Auē! – a cry of distress – calling out throughout this extraordinary novel of fear and violence, of families torn apart and people trying to find connection and safety.
Taukiri leaves his brother Ārama with Aunty Kat on her farm in Kaikoura after a family tragedy. He heads to Wellington, trying to get by, trying to forget. Skip to the past: Jade is a young woman who had “only known life with a man” – who missed her chance to get away the first time, so doesn’t want to miss her second chance. Auē is told through the points of view of Taukiri, Ārama and Jade, but is populated with many other rich and vibrant characters, plus the linking voice of a spirit that blows like the wind, “I am drowned”, twisting around the characters, trying to break free but tied by the sorrow of her relatives.
Auē starts relatively paced, feeling like a familiar story: confused children, women trapped in abusive relationships, young men turning to drugs to dull their memories and their pain. But as you read, you empathise so much with the characters, that the mystery of what exactly has happened and how the people are related to each other is totally absorbing. And the tension of the last few chapters almost unbearable.
Taukiri is someone who loves the sea, he experiences his emotions and heightened experiences as waves that wash over him, but the sea is at the heart of his trauma, and drugs only help for so long: “There was a price for emptying your head. It emptied euphorically on the going out, sure, but all the junk flooded back eventually.” Ārama, eight years old, just wants Taukiri back, singing to him, calming his sleepless nights, teaching him to play the guitar, how to surf.

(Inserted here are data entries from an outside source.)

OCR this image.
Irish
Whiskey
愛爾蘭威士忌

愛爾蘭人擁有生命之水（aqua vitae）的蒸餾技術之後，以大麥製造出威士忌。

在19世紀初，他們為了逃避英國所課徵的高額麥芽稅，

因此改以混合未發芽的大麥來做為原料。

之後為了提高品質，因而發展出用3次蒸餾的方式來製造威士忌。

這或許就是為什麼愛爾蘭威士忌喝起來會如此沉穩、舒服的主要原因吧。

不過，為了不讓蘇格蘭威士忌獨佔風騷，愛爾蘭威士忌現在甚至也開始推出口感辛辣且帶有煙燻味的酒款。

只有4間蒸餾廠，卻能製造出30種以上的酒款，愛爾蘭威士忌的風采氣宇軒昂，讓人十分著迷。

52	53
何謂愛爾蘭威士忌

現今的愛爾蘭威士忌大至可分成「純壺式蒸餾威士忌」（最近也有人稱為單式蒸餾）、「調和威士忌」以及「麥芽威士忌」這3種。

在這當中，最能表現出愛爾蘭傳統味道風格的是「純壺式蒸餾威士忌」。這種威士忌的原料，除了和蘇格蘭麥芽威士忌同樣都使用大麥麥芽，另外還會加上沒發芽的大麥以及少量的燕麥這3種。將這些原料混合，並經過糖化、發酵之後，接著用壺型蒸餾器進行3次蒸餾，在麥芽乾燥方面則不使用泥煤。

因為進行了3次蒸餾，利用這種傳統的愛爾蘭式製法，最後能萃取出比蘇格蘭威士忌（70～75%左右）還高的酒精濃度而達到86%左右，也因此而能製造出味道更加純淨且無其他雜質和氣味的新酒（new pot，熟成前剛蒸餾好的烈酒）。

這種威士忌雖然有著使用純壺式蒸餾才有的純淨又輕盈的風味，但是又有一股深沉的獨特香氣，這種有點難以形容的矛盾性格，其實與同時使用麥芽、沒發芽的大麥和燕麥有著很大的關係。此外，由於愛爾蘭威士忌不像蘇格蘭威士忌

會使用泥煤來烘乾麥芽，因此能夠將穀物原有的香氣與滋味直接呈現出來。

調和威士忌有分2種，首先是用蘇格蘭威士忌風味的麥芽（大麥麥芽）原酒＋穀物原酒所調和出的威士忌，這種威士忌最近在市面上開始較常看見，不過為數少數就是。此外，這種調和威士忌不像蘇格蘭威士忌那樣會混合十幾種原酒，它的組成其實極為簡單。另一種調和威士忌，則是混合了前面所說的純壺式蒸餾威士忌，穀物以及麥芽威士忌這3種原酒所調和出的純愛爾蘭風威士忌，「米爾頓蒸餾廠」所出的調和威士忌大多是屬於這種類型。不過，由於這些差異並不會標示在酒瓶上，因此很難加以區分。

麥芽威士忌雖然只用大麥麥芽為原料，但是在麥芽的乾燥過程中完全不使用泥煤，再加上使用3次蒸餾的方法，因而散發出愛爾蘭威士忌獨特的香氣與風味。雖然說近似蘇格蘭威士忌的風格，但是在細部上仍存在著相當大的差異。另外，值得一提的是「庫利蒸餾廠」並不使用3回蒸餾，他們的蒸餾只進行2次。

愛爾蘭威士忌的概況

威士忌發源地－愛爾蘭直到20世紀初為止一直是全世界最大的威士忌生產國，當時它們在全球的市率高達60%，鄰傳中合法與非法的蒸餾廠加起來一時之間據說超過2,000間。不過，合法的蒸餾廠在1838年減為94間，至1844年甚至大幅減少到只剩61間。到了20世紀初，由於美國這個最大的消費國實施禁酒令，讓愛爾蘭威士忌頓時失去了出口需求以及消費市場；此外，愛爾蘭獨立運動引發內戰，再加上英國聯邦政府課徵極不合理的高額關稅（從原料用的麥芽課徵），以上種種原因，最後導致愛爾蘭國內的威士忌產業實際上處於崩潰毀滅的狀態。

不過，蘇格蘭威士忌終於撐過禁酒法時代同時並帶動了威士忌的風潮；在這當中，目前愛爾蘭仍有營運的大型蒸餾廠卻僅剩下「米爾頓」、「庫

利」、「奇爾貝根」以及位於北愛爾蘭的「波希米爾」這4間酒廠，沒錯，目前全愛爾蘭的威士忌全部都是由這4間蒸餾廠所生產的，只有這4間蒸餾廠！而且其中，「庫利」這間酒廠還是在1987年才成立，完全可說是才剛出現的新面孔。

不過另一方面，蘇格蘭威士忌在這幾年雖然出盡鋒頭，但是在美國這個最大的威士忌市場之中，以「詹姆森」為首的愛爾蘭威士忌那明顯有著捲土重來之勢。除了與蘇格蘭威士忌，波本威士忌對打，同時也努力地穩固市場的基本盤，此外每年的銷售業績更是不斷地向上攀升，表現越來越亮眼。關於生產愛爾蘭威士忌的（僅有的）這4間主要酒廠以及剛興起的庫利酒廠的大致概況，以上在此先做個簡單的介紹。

Ārama feels abandoned, even his Nanny doesn’t respond to any of the many many messages he leaves on her phone. Aunty Kat is nice, and the neighbours, Beth and her Dad Tom Aiken, are a refuge, but Kat’s husband Uncle Stu is one of the many abusive men in the novel, and Ārama never really feels safe. The little boy tries to comfort himself with sticking plasters; putting them over his heartbeat, over his eyes to keep the tears in.
For Taukiri, Ārama and Jade, there are periods when their lives don’t feel real, they feel they are ‘acting’ their lives rather than living them, feel their chance to enjoy existence has been stolen from them. They are all guarded in what they reveal of themselves, little Ārama: “I thought about how many terrible words there were, and how when they were let loose in the world, they sucked up all the air around them”, he and Beth escape into a fantasy world – based on Django unchained! Jade hears herself speaking and hears someone else after finally escaping from a gang house, and Taukiri drifts with his demons: “I painted her skin with so much blood”, living with the gnawing knowledge that Ārama is waiting for him, thinking that other boys had a bottom to their fall but that “The bottomlessness to my life was dizzying.”
The writing in Auē is immersive, the smattering of typos a jolt. It is a tale of heartbreak and violence, but there are lighter moments; the two children are charming and funny and keep themselves, and the reader, entertained. All the substantial characters in the book are illustrative of one of the book’s messages: “No one is just anything.” Reading Auē is a little like going to a tangi, as described by Ārama to Beth: you have to cry enough and laugh enough before being allowed to leave. A remarkable book.